Виллем счел для себя делом чести пропустить выпад мимо ушей, но ему не хотелось, чтобы последнее слово осталось за регентом, и он снова перешел в наступление:
— Если это так, сударь, зачем вы мне покровительствуете? Почему хотите, чтобы я шел с вами в эту таверну за тюльпаном? Вам же проще простого купить Semper Augustus на собственные денежки, верно? Или заплатить кому-нибудь, чтобы он прикончил Хуфнагеля и забрал цветок…
— Затем, дружок, что я хочу тебе счастья, а еще потому, что отец о тебе беспокоится.
Тут господин Берестейн небрежно бросил на стол письмо с инициалами Корнелиса и сломанной печатью Пернамбуко. Виллем схватил письмо, прочел, изумился, даже всплакнул, узнав, что отец поручился за него. Паулюс все это время молчал и заговорил снова, только насладившись произведенным эффектом.
— Я предложил тебе сделку, — произнес он, — и от своих слов не отказываюсь. Если при твоем содействии мне достанется Semper Augustus, долг в десять тысяч гульденов будет списан, одновременно будут сняты все обязательства с твоего отца и не останется никаких помех союзу Петры и Элиазара… Если же этого не произойдет… Ты знаешь, что правосудие всегда на стороне богатых, ну и я сделаю все для того, чтобы оно как можно более сурово обошлось с твоей семьей. Помни: решается твоя судьба, приходи сегодня после шести в «Золотую лозу»!

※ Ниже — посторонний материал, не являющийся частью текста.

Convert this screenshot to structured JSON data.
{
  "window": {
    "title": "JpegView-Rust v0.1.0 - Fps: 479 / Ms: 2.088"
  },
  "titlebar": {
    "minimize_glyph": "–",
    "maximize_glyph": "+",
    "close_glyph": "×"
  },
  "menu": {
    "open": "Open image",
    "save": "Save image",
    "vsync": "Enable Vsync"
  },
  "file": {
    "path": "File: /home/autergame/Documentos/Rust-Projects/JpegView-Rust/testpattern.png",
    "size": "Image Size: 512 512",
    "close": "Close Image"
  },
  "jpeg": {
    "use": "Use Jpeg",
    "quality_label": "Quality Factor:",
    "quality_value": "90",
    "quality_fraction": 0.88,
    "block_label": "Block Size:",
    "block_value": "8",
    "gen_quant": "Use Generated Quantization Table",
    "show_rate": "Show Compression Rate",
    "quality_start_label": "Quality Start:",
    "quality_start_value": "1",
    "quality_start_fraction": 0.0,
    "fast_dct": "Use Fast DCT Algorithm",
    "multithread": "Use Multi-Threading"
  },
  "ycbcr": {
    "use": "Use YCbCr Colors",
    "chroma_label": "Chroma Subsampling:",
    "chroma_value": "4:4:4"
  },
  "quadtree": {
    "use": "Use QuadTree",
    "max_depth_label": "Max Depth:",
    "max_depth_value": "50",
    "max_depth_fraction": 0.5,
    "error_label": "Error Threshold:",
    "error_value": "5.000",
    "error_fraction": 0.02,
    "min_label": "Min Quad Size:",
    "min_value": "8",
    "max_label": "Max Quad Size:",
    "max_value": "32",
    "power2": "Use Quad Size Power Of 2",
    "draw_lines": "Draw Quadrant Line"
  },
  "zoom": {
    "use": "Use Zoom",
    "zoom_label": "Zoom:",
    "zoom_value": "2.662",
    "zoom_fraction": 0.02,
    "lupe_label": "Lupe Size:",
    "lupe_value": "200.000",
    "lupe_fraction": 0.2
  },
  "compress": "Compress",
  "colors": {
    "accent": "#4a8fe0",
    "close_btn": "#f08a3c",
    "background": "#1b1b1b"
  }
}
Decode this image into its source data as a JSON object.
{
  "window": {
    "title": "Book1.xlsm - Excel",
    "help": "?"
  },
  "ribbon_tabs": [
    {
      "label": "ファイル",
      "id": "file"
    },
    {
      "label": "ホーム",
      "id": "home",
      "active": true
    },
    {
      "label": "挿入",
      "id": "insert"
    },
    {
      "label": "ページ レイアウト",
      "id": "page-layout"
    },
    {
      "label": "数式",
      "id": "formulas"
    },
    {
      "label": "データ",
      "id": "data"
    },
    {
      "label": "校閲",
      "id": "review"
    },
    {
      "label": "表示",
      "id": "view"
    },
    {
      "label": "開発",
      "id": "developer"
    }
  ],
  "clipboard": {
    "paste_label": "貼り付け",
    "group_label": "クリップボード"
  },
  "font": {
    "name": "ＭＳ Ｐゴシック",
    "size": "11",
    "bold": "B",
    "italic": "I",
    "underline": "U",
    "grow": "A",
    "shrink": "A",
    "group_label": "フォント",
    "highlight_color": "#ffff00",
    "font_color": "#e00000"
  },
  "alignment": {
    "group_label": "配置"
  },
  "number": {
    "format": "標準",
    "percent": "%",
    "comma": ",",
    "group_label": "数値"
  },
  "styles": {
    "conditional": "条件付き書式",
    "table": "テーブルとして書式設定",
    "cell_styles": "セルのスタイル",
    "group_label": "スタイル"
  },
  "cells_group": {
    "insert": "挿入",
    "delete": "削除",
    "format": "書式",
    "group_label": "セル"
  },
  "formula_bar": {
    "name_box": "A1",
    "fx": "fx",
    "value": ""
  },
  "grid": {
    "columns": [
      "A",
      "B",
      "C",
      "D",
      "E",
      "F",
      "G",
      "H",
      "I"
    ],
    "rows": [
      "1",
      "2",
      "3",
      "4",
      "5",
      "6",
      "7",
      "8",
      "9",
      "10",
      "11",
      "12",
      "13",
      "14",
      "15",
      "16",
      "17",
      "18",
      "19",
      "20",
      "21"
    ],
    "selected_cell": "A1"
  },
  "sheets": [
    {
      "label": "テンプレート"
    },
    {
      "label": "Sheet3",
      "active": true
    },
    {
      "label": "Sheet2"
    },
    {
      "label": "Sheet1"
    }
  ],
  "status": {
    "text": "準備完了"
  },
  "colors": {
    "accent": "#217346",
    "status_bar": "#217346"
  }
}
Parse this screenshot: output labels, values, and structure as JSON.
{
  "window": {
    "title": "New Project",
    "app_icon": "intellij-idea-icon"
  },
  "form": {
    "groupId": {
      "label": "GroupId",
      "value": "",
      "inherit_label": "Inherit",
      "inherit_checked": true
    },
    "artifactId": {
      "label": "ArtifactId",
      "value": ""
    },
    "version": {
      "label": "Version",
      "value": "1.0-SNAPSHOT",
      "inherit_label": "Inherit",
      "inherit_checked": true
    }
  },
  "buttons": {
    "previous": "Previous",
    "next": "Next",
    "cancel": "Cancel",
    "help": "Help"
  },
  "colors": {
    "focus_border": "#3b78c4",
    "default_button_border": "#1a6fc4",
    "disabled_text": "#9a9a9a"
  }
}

Деруик, прихрамывая, поплелся к двери, но переступить порог не успел — Паулюс его окликнул:
— Мальчик! Это еще не все… Запри дверь и вернись.
Ректор откинул гульфик, спустил свои широкие короткие штаны и без всякого стыда, даже с некоторым хвастовством, выставил напоказ торчащий член — такой же, впрочем, корявый, как и все прочие части его тела. Виллем опустился на колени и приоткрыл рот…
Свернув на Крёйстраат и еще издали увидев перед своим домом скопление людей, Виллем подумал, что стряслась беда, пришпорил коня и вихрем пронесся сквозь толпу, теснящуюся у ворот.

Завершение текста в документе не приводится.